A DW investigation has found that dozens of Instagram accounts have been sharing images of Wehrmacht and SS officers framed as heroic, with captions praising their courage, toughness and tactical skill while ignoring their role in war crimes and the Holocaust. Many posts display visible SS symbols and are presented without historical context, attracting millions of views and largely approving responses—heart and applause emojis—while receiving little critical engagement.
The posts appear to have slipped past moderation. Meta and Instagram did not consistently flag or remove content that includes hate symbols, according to the report. The SS, prominently featured in many of the images, was the main instrument of Nazi repression and terror and played the central role in operating concentration and extermination camps such as Auschwitz, Majdanek and Treblinka. In Auschwitz alone, roughly 1.1 to 1.5 million people were murdered, most of them Jews from across Europe, along with Sinti and Roma, Poles, prisoners of war, political opponents and other targeted groups.
Experts warn that decontextualized imagery functions as online propaganda. Eva Berendsen of the Anne Frank Educational Center said she is shaken by the volume of Nazi content and cautioned that presenting such images without explanation leaves young viewers to form their own, potentially distorted impressions. Many teenagers encounter Nazism and the Holocaust first on social media—often before classroom instruction—so posts that lionize soldiers can shape attitudes without critical framing. Repeated exposure to idealized images of supposedly heroic fighters can also reinforce problematic ideals of masculinity, Berendsen added.
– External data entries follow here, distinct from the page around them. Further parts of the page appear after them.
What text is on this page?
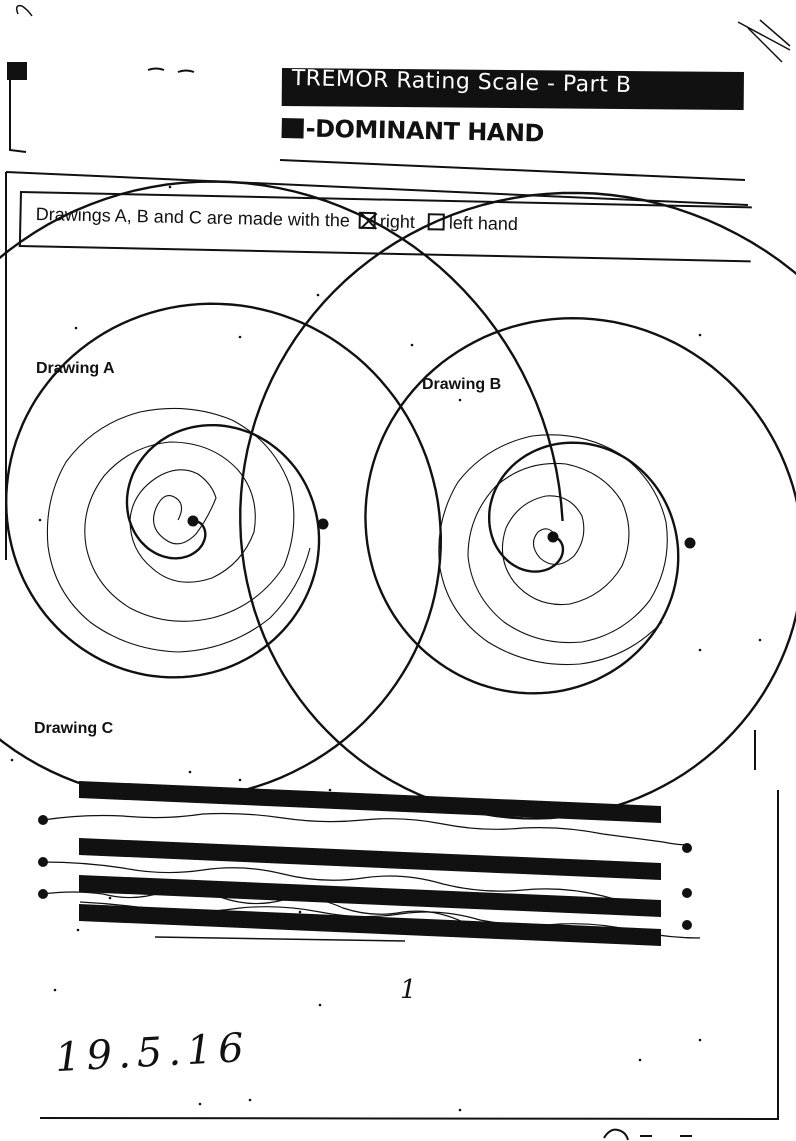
TREMOR Rating Scale - Part B
-DOMINANT HAND
Drawings A, B and C are made with the right left hand
Drawing A
Drawing B
Drawing C
1
19.5.16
Concrete examples underline the problem. One post showed two photos of Wehrmacht mountain infantryman Otto Schury—one in uniform, one in civilian dress after the war—accompanied by text praising his “bravery” in the capture of Chania on Crete. The caption made no mention that the German occupation was followed by terror against civilians: about 300 Jewish residents of Chania were deported to concentration camps, and only a few survived. Another post celebrated Waffen-SS officer Kurt Meyer, showing SS runes on his collar and extolling his toughness, while omitting that Meyer was a convicted war criminal who had personally taken part in killings after the 1939 invasion of Poland.
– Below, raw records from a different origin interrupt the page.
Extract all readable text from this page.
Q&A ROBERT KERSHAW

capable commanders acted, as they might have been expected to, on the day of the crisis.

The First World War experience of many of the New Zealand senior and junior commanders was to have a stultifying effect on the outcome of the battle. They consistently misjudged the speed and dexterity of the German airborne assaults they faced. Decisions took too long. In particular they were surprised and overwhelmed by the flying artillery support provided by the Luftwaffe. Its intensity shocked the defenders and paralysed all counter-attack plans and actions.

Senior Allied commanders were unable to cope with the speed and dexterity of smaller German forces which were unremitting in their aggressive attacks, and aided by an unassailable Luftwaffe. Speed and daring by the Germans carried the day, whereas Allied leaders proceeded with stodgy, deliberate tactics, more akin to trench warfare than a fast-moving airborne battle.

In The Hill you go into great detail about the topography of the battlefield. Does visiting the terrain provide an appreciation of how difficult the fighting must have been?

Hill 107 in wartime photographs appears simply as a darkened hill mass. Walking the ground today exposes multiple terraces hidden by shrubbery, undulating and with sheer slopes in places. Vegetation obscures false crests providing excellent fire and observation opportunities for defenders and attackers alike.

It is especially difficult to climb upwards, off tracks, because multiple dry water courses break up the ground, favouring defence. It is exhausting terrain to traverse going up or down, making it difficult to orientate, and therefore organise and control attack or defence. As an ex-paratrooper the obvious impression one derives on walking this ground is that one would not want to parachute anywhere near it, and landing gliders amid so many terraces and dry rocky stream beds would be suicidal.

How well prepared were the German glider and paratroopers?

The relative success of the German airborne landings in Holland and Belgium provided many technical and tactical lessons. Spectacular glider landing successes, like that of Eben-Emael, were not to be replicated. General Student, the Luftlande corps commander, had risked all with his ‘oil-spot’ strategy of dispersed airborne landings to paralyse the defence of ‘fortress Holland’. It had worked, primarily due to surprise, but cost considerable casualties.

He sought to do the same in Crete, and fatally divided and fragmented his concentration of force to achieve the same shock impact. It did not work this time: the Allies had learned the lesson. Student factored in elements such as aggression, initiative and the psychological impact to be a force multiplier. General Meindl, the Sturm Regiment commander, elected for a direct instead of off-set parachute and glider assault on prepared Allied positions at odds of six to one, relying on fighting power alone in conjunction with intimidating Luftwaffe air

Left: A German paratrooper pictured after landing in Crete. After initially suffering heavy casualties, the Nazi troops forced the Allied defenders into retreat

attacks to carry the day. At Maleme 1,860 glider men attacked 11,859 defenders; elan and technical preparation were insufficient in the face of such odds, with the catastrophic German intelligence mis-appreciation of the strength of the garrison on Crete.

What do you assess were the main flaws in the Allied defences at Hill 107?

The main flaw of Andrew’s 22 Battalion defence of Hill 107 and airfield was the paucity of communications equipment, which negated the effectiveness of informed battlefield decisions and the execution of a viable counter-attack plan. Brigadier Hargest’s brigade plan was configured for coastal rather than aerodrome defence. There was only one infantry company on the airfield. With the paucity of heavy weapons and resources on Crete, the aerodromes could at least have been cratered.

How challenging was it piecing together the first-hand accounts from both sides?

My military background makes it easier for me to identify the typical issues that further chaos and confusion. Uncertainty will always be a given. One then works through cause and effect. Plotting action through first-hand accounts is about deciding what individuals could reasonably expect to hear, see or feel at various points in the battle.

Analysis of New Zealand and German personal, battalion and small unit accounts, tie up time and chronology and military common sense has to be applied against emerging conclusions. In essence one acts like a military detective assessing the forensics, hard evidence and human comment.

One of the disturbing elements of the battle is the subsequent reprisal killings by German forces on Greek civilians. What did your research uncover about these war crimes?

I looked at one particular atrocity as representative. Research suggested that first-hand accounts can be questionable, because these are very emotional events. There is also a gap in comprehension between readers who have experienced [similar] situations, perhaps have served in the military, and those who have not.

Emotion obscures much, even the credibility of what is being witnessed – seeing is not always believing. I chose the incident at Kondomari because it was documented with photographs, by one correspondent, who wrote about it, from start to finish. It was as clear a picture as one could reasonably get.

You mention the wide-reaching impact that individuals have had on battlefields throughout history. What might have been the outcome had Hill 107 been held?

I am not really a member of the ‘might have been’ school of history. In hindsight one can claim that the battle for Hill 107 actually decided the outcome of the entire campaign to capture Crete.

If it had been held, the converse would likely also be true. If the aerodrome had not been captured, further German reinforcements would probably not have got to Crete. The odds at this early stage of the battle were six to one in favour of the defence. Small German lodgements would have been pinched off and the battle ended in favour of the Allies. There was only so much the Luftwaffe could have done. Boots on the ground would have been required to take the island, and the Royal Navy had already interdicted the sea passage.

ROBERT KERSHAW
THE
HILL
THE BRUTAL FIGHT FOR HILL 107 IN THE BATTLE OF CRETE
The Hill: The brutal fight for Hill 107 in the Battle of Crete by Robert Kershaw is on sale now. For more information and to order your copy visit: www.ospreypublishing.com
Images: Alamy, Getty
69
DW’s inquiry found no single point of origin for these accounts; they are registered in several countries, including Germany, Pakistan, the United States and Turkey. Some appear intended to maximize reach and engagement, while others show clear ideological motivation.
Historians and Holocaust organizations condemned the posts. Johannes Hürter of the Institute of Contemporary History in Munich said celebrating convicted war criminals and figures heavily implicated in atrocities is an “almost unbearable distortion of history” and a worrying sign of a relapse into uncritical attitudes toward the Nazi past. He linked the wave of glorification to the broader rise of right‑wing extremist attitudes and networks, which have long admired Hitler’s armed forces and now use symbols and uncritical portrayals as coded affirmation and communication.
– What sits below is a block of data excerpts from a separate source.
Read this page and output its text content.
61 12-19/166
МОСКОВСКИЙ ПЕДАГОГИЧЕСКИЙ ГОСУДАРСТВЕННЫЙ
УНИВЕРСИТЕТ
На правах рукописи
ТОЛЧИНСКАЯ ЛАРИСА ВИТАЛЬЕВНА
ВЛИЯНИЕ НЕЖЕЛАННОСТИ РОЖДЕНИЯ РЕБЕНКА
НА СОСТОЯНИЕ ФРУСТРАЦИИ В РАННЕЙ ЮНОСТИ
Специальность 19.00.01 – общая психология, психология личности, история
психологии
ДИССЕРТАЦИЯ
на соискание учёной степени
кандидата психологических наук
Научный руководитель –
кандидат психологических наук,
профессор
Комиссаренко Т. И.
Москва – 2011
Christoph Heubner, deputy chairman of the International Auschwitz Committee, accused Meta and its founders of failing to distance themselves from the attitudes those posts reflect. For survivors and relatives of Holocaust victims, the online glorification is deeply hurtful; Heubner described the posts as an attack on survivors’ dignity that emotionally stigmatizes victims and treats them inhumanely.
DW contacted Meta with a list of problematic posts and received a reply from a Hamburg PR agency that offered no substantive answers, saying only that the items were “under review” and pointing to Meta’s Community Standards. Four days later, most of the examples DW had forwarded, including the Kurt Meyer photograph, were no longer accessible. Why Instagram allowed them in the first place and what measures will prevent similar content remain unanswered.
The investigation highlights gaps in platform moderation and the risks of encountering decontextualized extremist imagery online. Experts urge stronger enforcement of rules on hate symbols and more proactive contextualization, so that social media does not become a channel for normalizing or celebrating perpetrators of mass murder.